『星の王子さま』を読む機会があったので、ずっと読みたいと思っていたテグジュペリの他の作品にやっと手を出しました。『夜間飛行』もこれから読む予定。
当時まだ飛行機という乗り物が命の危険と隣り合わせだった頃、常に死を感じながら、砂漠が広がる大地を、星の明かりだけを頼りに飛んでいくということの、その感情をまざまざと追体験させてくれる文章。
飛行機乗りとしての、作者本人の体験を書いた紀行文というか随筆というか冒険譚というか。
でも事実をありのまま書くというよりも、作者の思考や思想がが存分に含まれているので(むしろそれがメインなので)、随筆風の詩あるいは物語を読んでいるようなとにかく不思議な文章です。

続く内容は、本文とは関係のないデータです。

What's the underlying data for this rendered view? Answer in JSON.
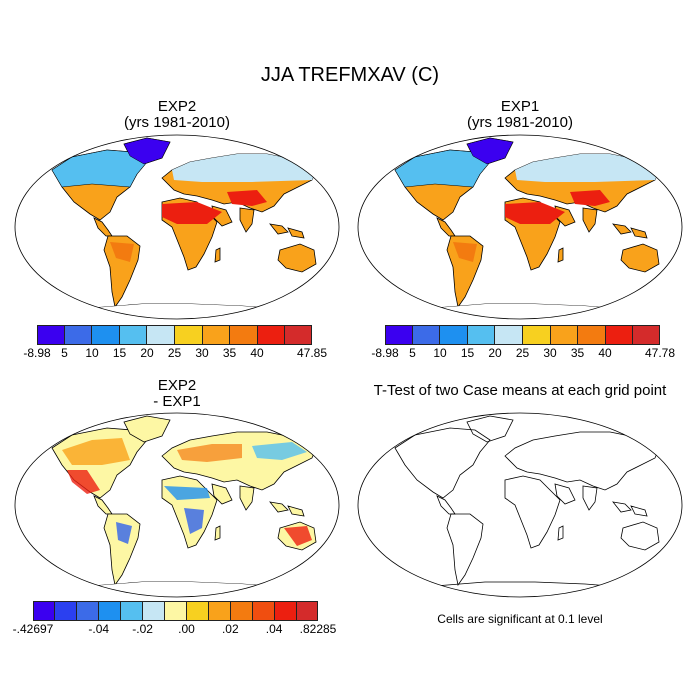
{
  "title": "JJA TREFMXAV (C)",
  "panels": {
    "top_left": {
      "line1": "EXP2",
      "line2": "(yrs 1981-2010)"
    },
    "top_right": {
      "line1": "EXP1",
      "line2": "(yrs 1981-2010)"
    },
    "bottom_left": {
      "line1": "EXP2",
      "line2": "- EXP1"
    },
    "bottom_right": {
      "title": "T-Test of two Case means at each grid point"
    }
  },
  "colorbars": {
    "top_left": {
      "colors": [
        "#3b00f0",
        "#3c6be8",
        "#1e90f0",
        "#55bff0",
        "#c6e6f4",
        "#f7d020",
        "#f9a21b",
        "#f37b10",
        "#ec1f10",
        "#d42b2b"
      ],
      "labels": [
        "-8.98",
        "5",
        "10",
        "15",
        "20",
        "25",
        "30",
        "35",
        "40",
        "47.85"
      ]
    },
    "top_right": {
      "colors": [
        "#3b00f0",
        "#3c6be8",
        "#1e90f0",
        "#55bff0",
        "#c6e6f4",
        "#f7d020",
        "#f9a21b",
        "#f37b10",
        "#ec1f10",
        "#d42b2b"
      ],
      "labels": [
        "-8.98",
        "5",
        "10",
        "15",
        "20",
        "25",
        "30",
        "35",
        "40",
        "47.78"
      ]
    },
    "bottom_left": {
      "colors": [
        "#3b00f0",
        "#2b40f0",
        "#3c6be8",
        "#1e90f0",
        "#55bff0",
        "#c6e6f4",
        "#fdf7a4",
        "#f7d020",
        "#f9a21b",
        "#f37b10",
        "#f04e10",
        "#ec1f10",
        "#d42b2b"
      ],
      "labels": [
        "-.42697",
        "-.04",
        "-.02",
        ".00",
        ".02",
        ".04",
        ".82285"
      ]
    }
  },
  "footnote": "Cells are significant at 0.1 level"
}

正直、私にとってはけっして読みやすい文章ではなかったです。というかめちゃくちゃ読み辛い文章でした笑
芯は一本通ってるんだけど、語り口というか上辺の部分があっちこっちに行くもので、あれ?今なんの話してるんだっけ?となっちゃうこと多数…笑
相当集中しながら読まないと、言ってることが頭に入ってこない感じです。
でも不思議と嫌いにはなれない文章。
途中で耐えられなくなって、一つの章を口に出して音読してみると、それ以降はなんだか文章の流れのコツを掴んだというか、なんとか読み終えることができました。(喉はカラカラになったけど)
一貫して書かれているのは、広大な自然や大地を身をもって経験した作者が考える「生きる」とはどういうことか。

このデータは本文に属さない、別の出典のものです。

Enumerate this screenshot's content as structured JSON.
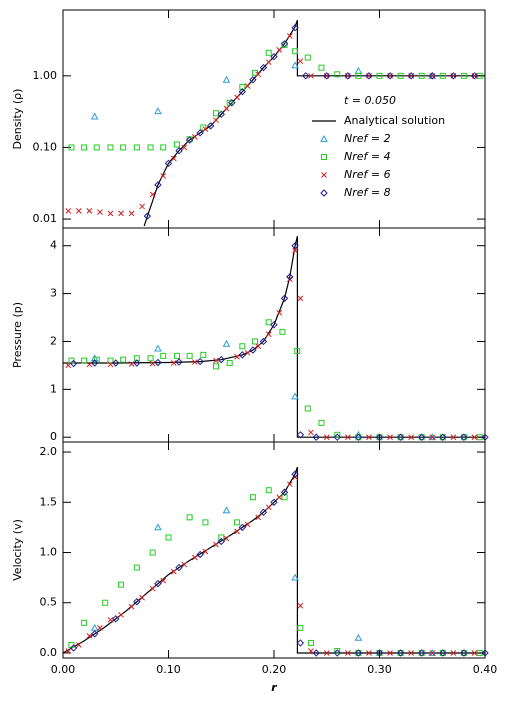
{
  "chart_data": [
    {
      "type": "scatter",
      "log_scale": true,
      "ylabel": "Density (ρ)",
      "annotation": "t = 0.050",
      "legend": "center-right",
      "ylim": [
        0.0075,
        8.3
      ],
      "yticks": [
        {
          "value": 0.01,
          "label": "0.01"
        },
        {
          "value": 0.1,
          "label": "0.10"
        },
        {
          "value": 1,
          "label": "1.00"
        }
      ],
      "series": [
        {
          "name": "Analytical solution",
          "color": "#000000",
          "marker": "line",
          "x": [
            0.077,
            0.08,
            0.085,
            0.09,
            0.1,
            0.11,
            0.12,
            0.13,
            0.14,
            0.15,
            0.16,
            0.17,
            0.18,
            0.19,
            0.2,
            0.21,
            0.22,
            0.2222,
            0.2222,
            0.4
          ],
          "values": [
            0.008,
            0.011,
            0.018,
            0.03,
            0.06,
            0.09,
            0.127,
            0.16,
            0.2,
            0.29,
            0.42,
            0.6,
            0.88,
            1.3,
            1.85,
            2.8,
            4.85,
            6.0,
            1.0,
            1.0
          ]
        },
        {
          "name": "Nref = 2",
          "color": "#2a9ed8",
          "marker": "triangle",
          "x": [
            0.03,
            0.09,
            0.155,
            0.22,
            0.28,
            0.35
          ],
          "values": [
            0.27,
            0.32,
            0.88,
            1.4,
            1.17,
            1.0
          ]
        },
        {
          "name": "Nref = 4",
          "color": "#22cc22",
          "marker": "square",
          "x": [
            0.008,
            0.02,
            0.032,
            0.045,
            0.057,
            0.07,
            0.083,
            0.095,
            0.108,
            0.12,
            0.133,
            0.145,
            0.158,
            0.17,
            0.182,
            0.195,
            0.21,
            0.22,
            0.232,
            0.245,
            0.26,
            0.28,
            0.3,
            0.32,
            0.34,
            0.36,
            0.38,
            0.395
          ],
          "values": [
            0.1,
            0.1,
            0.1,
            0.1,
            0.1,
            0.1,
            0.1,
            0.1,
            0.11,
            0.13,
            0.19,
            0.3,
            0.42,
            0.7,
            1.1,
            2.1,
            2.7,
            2.2,
            1.8,
            1.3,
            1.05,
            1.0,
            1.0,
            1.0,
            1.0,
            1.0,
            1.0,
            1.0
          ]
        },
        {
          "name": "Nref = 6",
          "color": "#d02020",
          "marker": "x",
          "x": [
            0.005,
            0.015,
            0.025,
            0.035,
            0.045,
            0.055,
            0.065,
            0.075,
            0.085,
            0.095,
            0.105,
            0.115,
            0.125,
            0.135,
            0.145,
            0.155,
            0.165,
            0.175,
            0.185,
            0.195,
            0.205,
            0.215,
            0.225,
            0.235,
            0.25,
            0.27,
            0.29,
            0.31,
            0.33,
            0.35,
            0.37,
            0.39
          ],
          "values": [
            0.013,
            0.013,
            0.013,
            0.0125,
            0.012,
            0.012,
            0.012,
            0.015,
            0.022,
            0.04,
            0.07,
            0.1,
            0.14,
            0.18,
            0.24,
            0.35,
            0.5,
            0.72,
            1.05,
            1.55,
            2.3,
            3.6,
            1.6,
            1.0,
            1.0,
            1.0,
            1.0,
            1.0,
            1.0,
            1.0,
            1.0,
            1.0
          ]
        },
        {
          "name": "Nref = 8",
          "color": "#202090",
          "marker": "diamond",
          "x": [
            0.08,
            0.09,
            0.1,
            0.11,
            0.12,
            0.13,
            0.14,
            0.15,
            0.16,
            0.17,
            0.18,
            0.19,
            0.2,
            0.21,
            0.22,
            0.23,
            0.25,
            0.27,
            0.29,
            0.31,
            0.33,
            0.35,
            0.37,
            0.39
          ],
          "values": [
            0.011,
            0.03,
            0.06,
            0.09,
            0.127,
            0.16,
            0.2,
            0.29,
            0.42,
            0.6,
            0.88,
            1.3,
            1.85,
            2.8,
            4.7,
            1.0,
            1.0,
            1.0,
            1.0,
            1.0,
            1.0,
            1.0,
            1.0,
            1.0
          ]
        }
      ]
    },
    {
      "type": "scatter",
      "ylabel": "Pressure (p)",
      "ylim": [
        -0.1,
        4.37
      ],
      "yticks": [
        0,
        1,
        2,
        3,
        4
      ],
      "series": [
        {
          "color": "#000000",
          "marker": "line",
          "x": [
            0,
            0.05,
            0.1,
            0.13,
            0.15,
            0.17,
            0.18,
            0.19,
            0.2,
            0.21,
            0.215,
            0.22,
            0.2222,
            0.2222,
            0.4
          ],
          "values": [
            1.55,
            1.55,
            1.56,
            1.58,
            1.62,
            1.72,
            1.82,
            2.0,
            2.35,
            2.9,
            3.35,
            4.0,
            4.2,
            0,
            0
          ]
        },
        {
          "color": "#2a9ed8",
          "marker": "triangle",
          "x": [
            0.03,
            0.09,
            0.155,
            0.22,
            0.28,
            0.35
          ],
          "values": [
            1.65,
            1.85,
            1.95,
            0.85,
            0.05,
            0
          ]
        },
        {
          "color": "#22cc22",
          "marker": "square",
          "x": [
            0.008,
            0.02,
            0.032,
            0.045,
            0.057,
            0.07,
            0.083,
            0.095,
            0.108,
            0.12,
            0.133,
            0.145,
            0.158,
            0.17,
            0.182,
            0.195,
            0.208,
            0.222,
            0.232,
            0.245,
            0.26,
            0.28,
            0.3,
            0.32,
            0.34,
            0.36,
            0.38,
            0.395
          ],
          "values": [
            1.6,
            1.6,
            1.62,
            1.6,
            1.62,
            1.65,
            1.65,
            1.7,
            1.7,
            1.7,
            1.72,
            1.48,
            1.55,
            1.9,
            2.0,
            2.4,
            2.2,
            1.8,
            0.6,
            0.3,
            0.05,
            0,
            0,
            0,
            0,
            0,
            0,
            0
          ]
        },
        {
          "color": "#d02020",
          "marker": "x",
          "x": [
            0.005,
            0.025,
            0.045,
            0.065,
            0.085,
            0.105,
            0.125,
            0.145,
            0.165,
            0.175,
            0.185,
            0.195,
            0.205,
            0.215,
            0.22,
            0.225,
            0.235,
            0.25,
            0.27,
            0.29,
            0.31,
            0.33,
            0.35,
            0.37,
            0.39
          ],
          "values": [
            1.5,
            1.52,
            1.52,
            1.53,
            1.54,
            1.55,
            1.57,
            1.6,
            1.68,
            1.76,
            1.9,
            2.15,
            2.6,
            3.3,
            3.9,
            2.9,
            0.1,
            0,
            0,
            0,
            0,
            0,
            0,
            0,
            0
          ]
        },
        {
          "color": "#202090",
          "marker": "diamond",
          "x": [
            0.01,
            0.03,
            0.05,
            0.07,
            0.09,
            0.11,
            0.13,
            0.15,
            0.17,
            0.18,
            0.19,
            0.2,
            0.21,
            0.215,
            0.22,
            0.225,
            0.24,
            0.26,
            0.28,
            0.3,
            0.32,
            0.34,
            0.36,
            0.38,
            0.4
          ],
          "values": [
            1.54,
            1.55,
            1.55,
            1.55,
            1.56,
            1.57,
            1.58,
            1.62,
            1.72,
            1.82,
            2.0,
            2.35,
            2.9,
            3.35,
            4.0,
            0.05,
            0,
            0,
            0,
            0,
            0,
            0,
            0,
            0,
            0
          ]
        }
      ]
    },
    {
      "type": "scatter",
      "ylabel": "Velocity (v)",
      "xlabel": "r",
      "xlim": [
        0,
        0.4
      ],
      "xticks": [
        {
          "value": 0,
          "label": "0.00"
        },
        {
          "value": 0.1,
          "label": "0.10"
        },
        {
          "value": 0.2,
          "label": "0.20"
        },
        {
          "value": 0.3,
          "label": "0.30"
        },
        {
          "value": 0.4,
          "label": "0.40"
        }
      ],
      "ylim": [
        -0.05,
        2.1
      ],
      "yticks": [
        {
          "value": 0,
          "label": "0.0"
        },
        0.5,
        {
          "value": 1,
          "label": "1.0"
        },
        1.5,
        {
          "value": 2,
          "label": "2.0"
        }
      ],
      "series": [
        {
          "color": "#000000",
          "marker": "line",
          "x": [
            0,
            0.02,
            0.04,
            0.06,
            0.08,
            0.1,
            0.12,
            0.14,
            0.16,
            0.18,
            0.19,
            0.2,
            0.21,
            0.22,
            0.2222,
            0.2222,
            0.4
          ],
          "values": [
            0,
            0.12,
            0.26,
            0.42,
            0.6,
            0.78,
            0.92,
            1.05,
            1.18,
            1.32,
            1.4,
            1.5,
            1.6,
            1.78,
            1.85,
            0,
            0
          ]
        },
        {
          "color": "#2a9ed8",
          "marker": "triangle",
          "x": [
            0.03,
            0.09,
            0.155,
            0.22,
            0.28,
            0.35
          ],
          "values": [
            0.25,
            1.25,
            1.42,
            0.75,
            0.15,
            0
          ]
        },
        {
          "color": "#22cc22",
          "marker": "square",
          "x": [
            0.008,
            0.02,
            0.04,
            0.055,
            0.07,
            0.085,
            0.1,
            0.12,
            0.135,
            0.15,
            0.165,
            0.18,
            0.195,
            0.21,
            0.225,
            0.235,
            0.26,
            0.28,
            0.3,
            0.32,
            0.34,
            0.36,
            0.38,
            0.395
          ],
          "values": [
            0.08,
            0.3,
            0.5,
            0.68,
            0.85,
            1.0,
            1.15,
            1.35,
            1.3,
            1.15,
            1.3,
            1.55,
            1.62,
            1.55,
            0.25,
            0.1,
            0.02,
            0,
            0,
            0,
            0,
            0,
            0,
            0
          ]
        },
        {
          "color": "#d02020",
          "marker": "x",
          "x": [
            0.005,
            0.015,
            0.025,
            0.035,
            0.045,
            0.055,
            0.065,
            0.075,
            0.085,
            0.095,
            0.105,
            0.115,
            0.125,
            0.135,
            0.145,
            0.155,
            0.165,
            0.175,
            0.185,
            0.195,
            0.205,
            0.215,
            0.22,
            0.225,
            0.235,
            0.25,
            0.27,
            0.29,
            0.31,
            0.33,
            0.35,
            0.37,
            0.39
          ],
          "values": [
            0.02,
            0.08,
            0.17,
            0.25,
            0.33,
            0.38,
            0.46,
            0.55,
            0.64,
            0.72,
            0.81,
            0.88,
            0.95,
            1.01,
            1.08,
            1.14,
            1.21,
            1.28,
            1.35,
            1.45,
            1.55,
            1.68,
            1.75,
            0.47,
            0.02,
            0,
            0,
            0,
            0,
            0,
            0,
            0,
            0
          ]
        },
        {
          "color": "#202090",
          "marker": "diamond",
          "x": [
            0.01,
            0.03,
            0.05,
            0.07,
            0.09,
            0.11,
            0.13,
            0.15,
            0.17,
            0.19,
            0.2,
            0.21,
            0.22,
            0.225,
            0.24,
            0.26,
            0.28,
            0.3,
            0.32,
            0.34,
            0.36,
            0.38,
            0.4
          ],
          "values": [
            0.05,
            0.19,
            0.34,
            0.51,
            0.69,
            0.85,
            0.98,
            1.11,
            1.25,
            1.4,
            1.5,
            1.6,
            1.78,
            0.1,
            0,
            0,
            0,
            0,
            0,
            0,
            0,
            0,
            0
          ]
        }
      ]
    }
  ]
}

『星の王子さま』にも出てくるキツネも彷彿とさせる、砂漠に住むフェネックも登場します。
あととにかく名言の数々。以下いくつか引用。(新潮文庫、堀口大學訳)
ちなみにこの本を手に取ったのは、『星の王子さま』を再読したからという理由が一番大きいのですが、もうひとつ、伊坂幸太郎の『砂漠』を最近読んだから。
この『砂漠』、『人間の土地』の引用が随所に出てくるのです。それで気になったというのがもう一つの理由。
今思うとそもそもこの『砂漠』というタイトルは、完全にテグジュペリから影響を受けているタイトルですよね。